When Walker was growing up in tiny Cartersville, Georgia, starring on Broadway—let alone fancy perks like emergency urination buckets—was beyond imagination. Walker says the first actors he ever saw in person were preachers in the churches where his mother was an organist. She’s now a public-school music teacher; when his parents met Streep for the first time at an Asian restaurant, his mother got upset because she’d forgotten how to use chopsticks. He says his dad is “kind of a rascal, like in a Dickensian sense. He just goes from career to career.” As a kid, Walker worked as a repo man and in his father’s video-rental store, shelving VHS tapes and idolizing leading men like Gary Cooper, Jimmy Stewart, and Gene Kelly. When he got to New York, he waited tables, tended bar, answered phones at Equinox, and worked construction, mostly in demolition. “I can always go back to construction,” he says. “That’s great money, but the problem is you can cut off your hand.”

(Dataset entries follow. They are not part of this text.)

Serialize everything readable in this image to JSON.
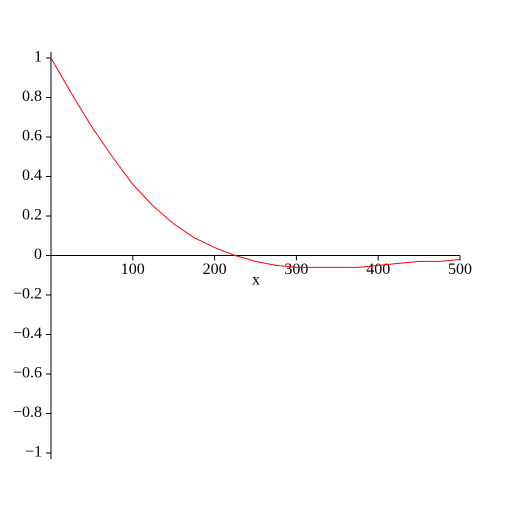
{
  "chart_data": {
    "type": "line",
    "x_label": "x",
    "x": [
      0,
      25,
      50,
      75,
      100,
      125,
      150,
      175,
      200,
      225,
      250,
      275,
      300,
      325,
      350,
      375,
      400,
      425,
      450,
      475,
      500
    ],
    "series": [
      {
        "color": "#ff0000",
        "values": [
          1,
          0.82,
          0.65,
          0.5,
          0.36,
          0.25,
          0.16,
          0.09,
          0.04,
          0,
          -0.03,
          -0.05,
          -0.06,
          -0.06,
          -0.06,
          -0.06,
          -0.05,
          -0.04,
          -0.03,
          -0.03,
          -0.02
        ]
      }
    ],
    "xlim": [
      0,
      500
    ],
    "xticks": [
      100,
      200,
      300,
      400,
      500
    ],
    "ylim": [
      -1,
      1
    ],
    "yticks": [
      {
        "value": -1,
        "label": "−1"
      },
      {
        "value": -0.8,
        "label": "−0.8"
      },
      {
        "value": -0.6,
        "label": "−0.6"
      },
      {
        "value": -0.4,
        "label": "−0.4"
      },
      {
        "value": -0.2,
        "label": "−0.2"
      },
      0,
      0.2,
      0.4,
      0.6,
      0.8,
      1
    ]
  }
}
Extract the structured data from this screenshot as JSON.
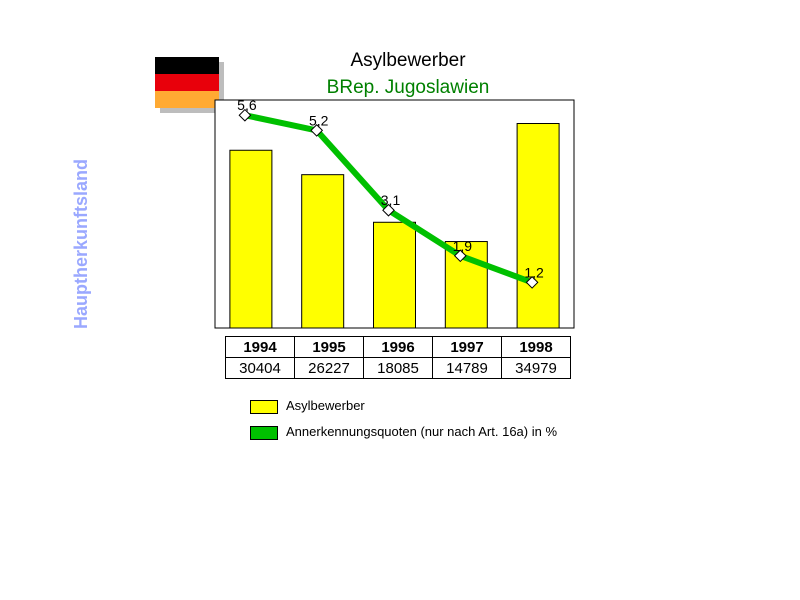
{
  "flag": {
    "colors": [
      "#000000",
      "#e8000b",
      "#ffaa33"
    ]
  },
  "side_label": "Hauptherkunftsland",
  "chart_data": {
    "type": "bar",
    "title": "Asylbewerber",
    "subtitle": "BRep. Jugoslawien",
    "categories": [
      "1994",
      "1995",
      "1996",
      "1997",
      "1998"
    ],
    "series": [
      {
        "name": "Asylbewerber",
        "type": "bar",
        "color": "#ffff00",
        "values": [
          30404,
          26227,
          18085,
          14789,
          34979
        ]
      },
      {
        "name": "Annerkennungsquoten (nur nach Art. 16a) in %",
        "type": "line",
        "color": "#00c000",
        "values": [
          5.6,
          5.2,
          3.1,
          1.9,
          1.2
        ],
        "labels": [
          "5,6",
          "5,2",
          "3,1",
          "1,9",
          "1,2"
        ]
      }
    ],
    "bar_ylim": [
      0,
      39000
    ],
    "line_ylim": [
      0,
      6.0
    ],
    "grid": false,
    "legend_placement": "bottom"
  }
}
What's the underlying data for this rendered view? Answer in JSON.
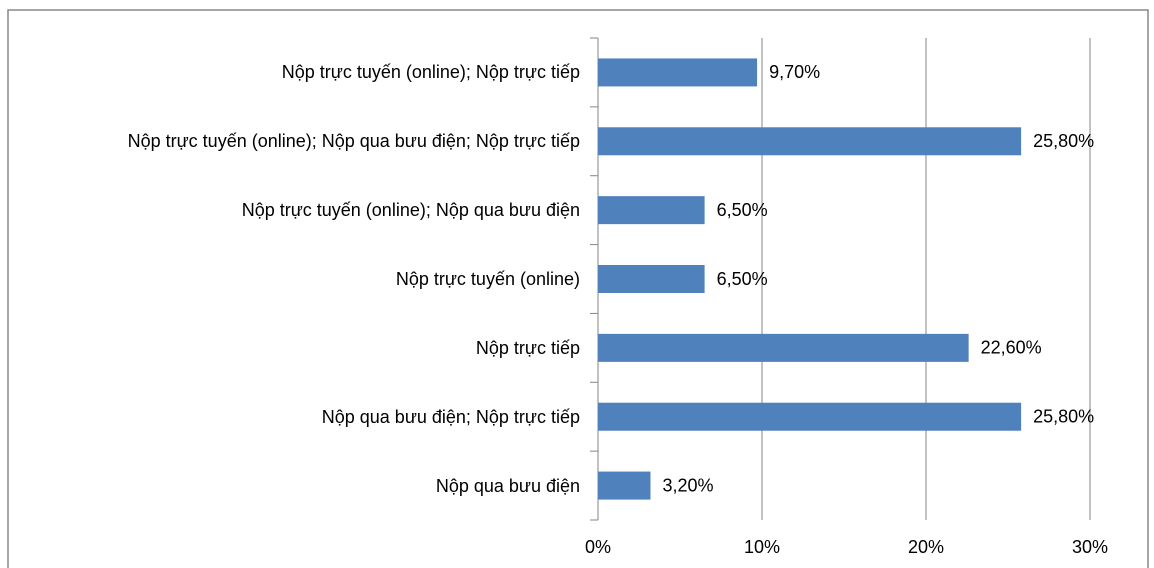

His extremities are safe for now. After Cat, he’ll co-star with Frank Langella and Christopher Plummer in Stephen Frears’s Muhammad Ali’s Greatest Fight, and play the title role in The Missionary, an HBO pilot about a Cold War CIA operative. In other words, he has lots to drink to. When I agree, at last call, to another round of Blanton’s, Walker shouts, “Yes!” like he’s just won something. “Thatta girl!” We shut down the bar, staying past 1:30. His car is waiting outside, and he drops me off at home before heading back to Park Slope. As always, he’ll be up early to take the subway to work. “Someday they’ll pick me up in Brooklyn,” he says, “but I’m not quite there yet.”